Outside of games, music is almost certainly the most popular content type in VR right now, which makes sense both technically—right now, VR’s best for quick viewing periods, about the length of your average song—and creatively. Both formats trade in experiences, connection, and immersion.
VR is one of those technologies for which there’s no obvious demand or need. Interesting maybe, but a novelty. Like the Apple watch. Fun, but no one needs one (which explains why, despite Apple’s cool factor, it is so far not a consumer success).
But technology analysts are bullish and suggest that VR will be a $120 billion business by 2020, so there’s a rush to perfect the technology, figure out the creative content part and build a business model.
Here’s the premise the industry is working on for music:
You don’t go to a concert for the sound quality; you go to be part of something…
In other words – the essential part of the concert is the experience. Music is at the center, the engine of the experience, but it is the desire to be part of something communal that makes it appealing.
Ultimately, VR’s appeal to the music industry goes way beyond music videos. Imagine getting a front-row seat to a concert halfway around the world, live-streamed to your couch. Or maybe you and your friends all put on your Hololenses and watch an acoustic set right in your own living room. Next time Beyonce makes a visual album (Limeade!), you could be part of it. You could go to a concert, then go see a VR doc of the band practicing—and feel like you’re there too. Music is about connection, closeness, shared experience.
So far, VR music experiences are at best a curiosity – 360-degree cameras don’t blow you away and they don’t yet make you feel like you’re there. Technology has always had a big role in music – from advances in instrument technology like improved valves, hammers, and mechanisms – to improvements in recording technology. Everyone wanted CDs when they came out because the playback was better quality than vinyl. Technology has improved music.

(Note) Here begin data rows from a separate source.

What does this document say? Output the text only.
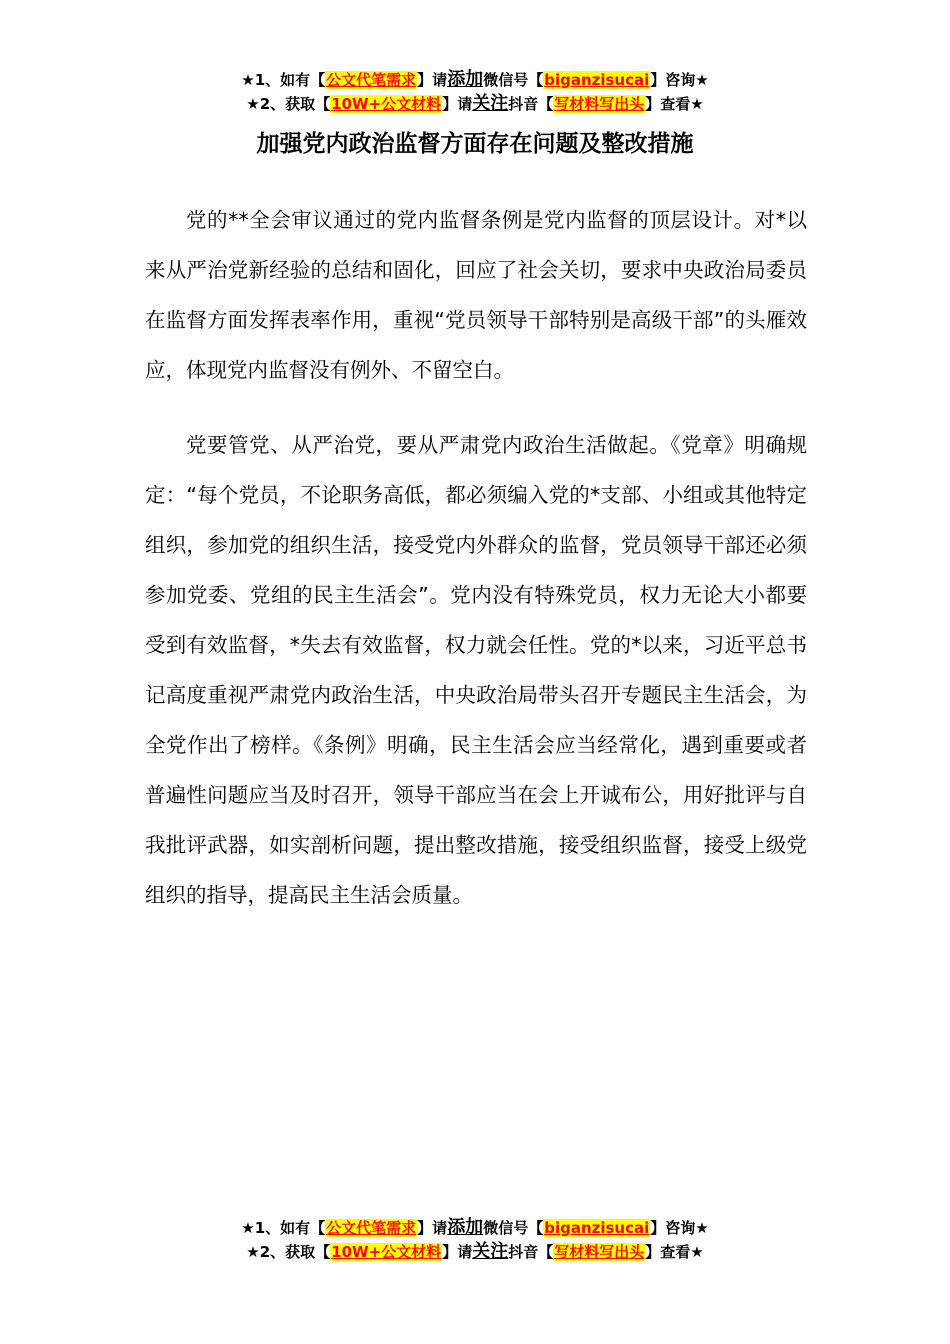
★1、如有【公文代笔需求】请添加微信号【biganzisucai】咨询★
★2、获取【10W+公文材料】请关注抖音【写材料写出头】查看★
加强党内政治监督方面存在问题及整改措施

党的**全会审议通过的党内监督条例是党内监督的顶层设计。对*以来从严治党新经验的总结和固化，回应了社会关切，要求中央政治局委员在监督方面发挥表率作用，重视“党员领导干部特别是高级干部”的头雁效应，体现党内监督没有例外、不留空白。

党要管党、从严治党，要从严肃党内政治生活做起。《党章》明确规定：“每个党员，不论职务高低，都必须编入党的*支部、小组或其他特定组织，参加党的组织生活，接受党内外群众的监督，党员领导干部还必须参加党委、党组的民主生活会”。党内没有特殊党员，权力无论大小都要受到有效监督，*失去有效监督，权力就会任性。党的*以来，习近平总书记高度重视严肃党内政治生活，中央政治局带头召开专题民主生活会，为全党作出了榜样。《条例》明确，民主生活会应当经常化，遇到重要或者普遍性问题应当及时召开，领导干部应当在会上开诚布公，用好批评与自我批评武器，如实剖析问题，提出整改措施，接受组织监督，接受上级党组织的指导，提高民主生活会质量。

★1、如有【公文代笔需求】请添加微信号【biganzisucai】咨询★
★2、获取【10W+公文材料】请关注抖音【写材料写出头】查看★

But more recently technology has a spottier track record. It has not only not improved the sound experience – MP3 sound quality is crappier than CDs – it has made it worse. And iTunes and other music services’ metadata tagging systems are a frustrating experience and an aggravation for classical music fans. This suggests that at least in pop music, sound quality isn’t the most important thing – convenience is.
So will VR be more convenient or will it deliver a better experience? It could be both, and in classical music it would have to be to be of interest. Ultimately VR could be a bridge between the real and virtual worlds. Imagine you’re at a concert and with a click you’re onstage sitting next to the concertmaster. Or maybe you have a seat in the rafters but a click adjusts the sound to what you hear on the main floor. Broadcasts of concerts and sporting events switch between camera angles. So what if you could be your own editor and choose your own perspectives? Or overlay information about what you’re hearing in real time? There is an orthodoxy about the concert hall that sound should be pure and organic. Important sure. But what if that’s not the most important part of the experience for most people? If we keep building concert halls pretending that it is, we may not be going where the audiences are.